Due to many VCs’ cancellation of their Series A investment commitments, MarketForce was forced to scale back operations and go through several layoffs last year, which marked the beginning of the company’s decline. The global venture capital downturn that has made getting funds difficult coincided with the financial shortage.

Companies like MarketForce have been compelled by the financial crunch and present market conditions to give up on expansion at all costs and instead focus on being profitable, seeking out bridge rounds, or raising capital at cheaper values. Through crowdfunding, MarketForce was able to raise $1 million recently.

In a previous interview with TechCrunch, Mbaabu stated that his company is reallocating its resources to establish a viable business by discontinuing routes that are not lucrative and delivering in locations with high demand density. However, because of the capital-intensive nature of its asset-heavy business model and the growing liabilities it faced, the company ran out of choices and chose to shut down in all three regions.

Uganda has proven our strongest-performing market since we pursued a profitable course. We will continue to operate it since we have exclusive distribution agreements with four significant manufacturers, and the margins there are excellent, allowing us to run a very lucrative business,” Mbaabu stated.

According to an update provided by investors and obtained by TechCrunch, Dennis Nyunyuzi, the Ugandan country manager, has been upgraded to the role of managing director and will be in charge of overseeing RejaReja’s operations in light of the most recent adjustments.

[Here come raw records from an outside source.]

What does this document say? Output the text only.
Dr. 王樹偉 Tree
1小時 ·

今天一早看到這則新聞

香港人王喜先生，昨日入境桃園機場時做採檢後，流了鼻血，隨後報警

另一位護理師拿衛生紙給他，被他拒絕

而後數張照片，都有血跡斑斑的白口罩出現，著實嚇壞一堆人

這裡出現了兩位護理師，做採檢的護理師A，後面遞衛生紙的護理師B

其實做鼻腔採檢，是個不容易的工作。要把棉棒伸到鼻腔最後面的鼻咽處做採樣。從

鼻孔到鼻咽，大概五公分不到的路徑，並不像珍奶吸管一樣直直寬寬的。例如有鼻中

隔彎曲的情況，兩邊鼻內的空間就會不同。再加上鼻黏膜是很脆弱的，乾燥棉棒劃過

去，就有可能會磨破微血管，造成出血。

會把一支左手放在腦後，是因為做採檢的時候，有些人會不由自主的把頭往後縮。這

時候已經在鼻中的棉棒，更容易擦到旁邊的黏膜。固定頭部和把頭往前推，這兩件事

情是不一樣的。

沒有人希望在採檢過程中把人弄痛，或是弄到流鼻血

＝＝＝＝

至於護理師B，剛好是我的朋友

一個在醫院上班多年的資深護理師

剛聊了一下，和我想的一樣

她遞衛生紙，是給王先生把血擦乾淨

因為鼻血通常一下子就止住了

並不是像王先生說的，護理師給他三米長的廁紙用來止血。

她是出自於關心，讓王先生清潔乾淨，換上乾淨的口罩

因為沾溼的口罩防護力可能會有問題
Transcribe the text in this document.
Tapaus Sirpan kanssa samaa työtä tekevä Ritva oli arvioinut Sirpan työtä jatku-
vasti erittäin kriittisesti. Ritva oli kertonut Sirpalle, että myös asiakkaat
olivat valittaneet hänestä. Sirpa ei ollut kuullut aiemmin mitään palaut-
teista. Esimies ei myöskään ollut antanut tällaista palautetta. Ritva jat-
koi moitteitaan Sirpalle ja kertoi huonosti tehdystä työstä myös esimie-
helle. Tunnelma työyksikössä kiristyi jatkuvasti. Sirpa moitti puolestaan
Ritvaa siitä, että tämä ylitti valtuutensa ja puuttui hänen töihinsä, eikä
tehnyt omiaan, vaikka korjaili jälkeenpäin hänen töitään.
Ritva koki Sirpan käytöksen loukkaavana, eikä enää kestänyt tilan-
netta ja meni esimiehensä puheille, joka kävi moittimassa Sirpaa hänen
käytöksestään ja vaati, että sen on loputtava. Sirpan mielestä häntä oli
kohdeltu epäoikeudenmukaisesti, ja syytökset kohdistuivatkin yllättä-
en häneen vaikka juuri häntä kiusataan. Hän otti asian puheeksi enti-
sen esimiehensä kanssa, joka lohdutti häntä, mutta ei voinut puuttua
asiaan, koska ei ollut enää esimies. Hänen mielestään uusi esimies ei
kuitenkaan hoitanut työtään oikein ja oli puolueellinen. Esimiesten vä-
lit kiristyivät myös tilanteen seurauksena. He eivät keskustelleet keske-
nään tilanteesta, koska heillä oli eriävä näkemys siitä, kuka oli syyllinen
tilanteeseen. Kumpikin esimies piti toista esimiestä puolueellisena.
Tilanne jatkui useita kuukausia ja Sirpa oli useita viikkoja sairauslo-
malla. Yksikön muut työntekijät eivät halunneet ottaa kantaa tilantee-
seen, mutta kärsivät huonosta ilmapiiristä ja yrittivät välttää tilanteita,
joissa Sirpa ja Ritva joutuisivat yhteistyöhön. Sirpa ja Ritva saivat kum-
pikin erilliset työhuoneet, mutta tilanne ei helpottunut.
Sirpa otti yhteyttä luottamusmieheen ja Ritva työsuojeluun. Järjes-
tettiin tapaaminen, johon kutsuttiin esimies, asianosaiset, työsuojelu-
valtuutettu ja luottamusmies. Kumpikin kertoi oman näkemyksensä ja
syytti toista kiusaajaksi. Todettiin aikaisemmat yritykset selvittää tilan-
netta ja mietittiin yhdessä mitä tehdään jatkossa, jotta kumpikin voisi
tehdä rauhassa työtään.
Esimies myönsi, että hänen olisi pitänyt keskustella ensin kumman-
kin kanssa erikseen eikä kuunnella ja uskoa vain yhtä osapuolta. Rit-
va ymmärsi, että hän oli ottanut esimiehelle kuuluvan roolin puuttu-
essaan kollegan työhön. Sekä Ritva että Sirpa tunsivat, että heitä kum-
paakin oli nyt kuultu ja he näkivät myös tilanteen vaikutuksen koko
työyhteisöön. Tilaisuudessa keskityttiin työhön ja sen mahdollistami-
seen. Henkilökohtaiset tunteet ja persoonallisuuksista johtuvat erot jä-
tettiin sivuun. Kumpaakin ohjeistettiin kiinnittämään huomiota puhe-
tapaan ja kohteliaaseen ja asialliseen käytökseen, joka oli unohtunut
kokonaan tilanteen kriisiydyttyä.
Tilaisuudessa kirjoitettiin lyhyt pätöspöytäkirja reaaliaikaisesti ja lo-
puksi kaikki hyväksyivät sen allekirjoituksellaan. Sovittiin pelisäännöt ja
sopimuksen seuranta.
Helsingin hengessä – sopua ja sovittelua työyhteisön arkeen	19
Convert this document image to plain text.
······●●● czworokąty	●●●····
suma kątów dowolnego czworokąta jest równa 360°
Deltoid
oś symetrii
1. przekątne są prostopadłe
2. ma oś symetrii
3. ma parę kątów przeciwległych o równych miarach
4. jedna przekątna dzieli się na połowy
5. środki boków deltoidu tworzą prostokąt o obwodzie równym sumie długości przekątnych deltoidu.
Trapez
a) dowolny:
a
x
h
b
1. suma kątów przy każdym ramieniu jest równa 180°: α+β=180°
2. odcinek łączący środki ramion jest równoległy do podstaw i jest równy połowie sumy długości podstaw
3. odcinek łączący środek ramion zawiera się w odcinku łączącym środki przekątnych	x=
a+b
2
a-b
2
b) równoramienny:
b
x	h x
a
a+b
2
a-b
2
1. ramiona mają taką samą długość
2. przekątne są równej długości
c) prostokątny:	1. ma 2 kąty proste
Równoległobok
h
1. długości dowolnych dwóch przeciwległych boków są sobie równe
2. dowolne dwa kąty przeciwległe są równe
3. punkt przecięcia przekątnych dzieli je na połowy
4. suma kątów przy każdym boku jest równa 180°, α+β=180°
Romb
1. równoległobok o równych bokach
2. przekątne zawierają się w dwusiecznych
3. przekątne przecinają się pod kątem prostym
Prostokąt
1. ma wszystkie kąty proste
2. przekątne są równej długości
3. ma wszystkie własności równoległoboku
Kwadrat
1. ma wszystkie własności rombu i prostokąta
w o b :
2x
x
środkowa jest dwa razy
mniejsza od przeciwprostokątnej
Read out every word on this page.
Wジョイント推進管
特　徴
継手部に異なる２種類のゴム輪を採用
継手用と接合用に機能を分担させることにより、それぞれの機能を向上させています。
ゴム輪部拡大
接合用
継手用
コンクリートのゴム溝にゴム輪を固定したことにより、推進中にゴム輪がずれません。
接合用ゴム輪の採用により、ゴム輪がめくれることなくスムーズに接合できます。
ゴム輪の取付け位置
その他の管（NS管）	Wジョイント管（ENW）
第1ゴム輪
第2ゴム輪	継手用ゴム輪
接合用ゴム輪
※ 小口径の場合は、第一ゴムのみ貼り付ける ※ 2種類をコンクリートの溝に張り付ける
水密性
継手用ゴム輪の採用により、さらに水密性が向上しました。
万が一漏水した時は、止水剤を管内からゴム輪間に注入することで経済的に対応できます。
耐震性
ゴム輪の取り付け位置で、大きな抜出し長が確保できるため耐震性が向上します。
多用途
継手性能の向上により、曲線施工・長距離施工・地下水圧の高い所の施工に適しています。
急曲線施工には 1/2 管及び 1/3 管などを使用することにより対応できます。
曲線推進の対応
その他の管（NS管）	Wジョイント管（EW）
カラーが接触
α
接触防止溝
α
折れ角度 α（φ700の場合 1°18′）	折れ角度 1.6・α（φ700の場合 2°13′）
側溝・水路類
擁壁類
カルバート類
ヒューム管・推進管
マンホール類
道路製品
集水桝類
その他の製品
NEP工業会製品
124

In 2020, MarketForce’s invention, the SaaS platform for formal markets, RejaReja, was introduced as a retail marketplace. It allows mom-and-pop stores and unofficial merchants to place product orders directly with manufacturers and distributors for delivery the next day. Additionally, because of the history of their transactions, it grants them access to finance. The business was attempting to address issues that these shops encountered, such as stockouts, inconsistent revenues, and a lack of funding to expand their business.

MarketForce had intended to reach out to the informal retail sector in sub-Saharan Africa, which makes up around 80% of household trade. However, according to Mbaabu, they have been forced to reduce their operations due to low margins in markets with higher competition and higher service costs, such as Kenya and Nigeria.

“We are moving into social commerce because we are identifying more profitable and high-margin segments,” Mbaabu stated.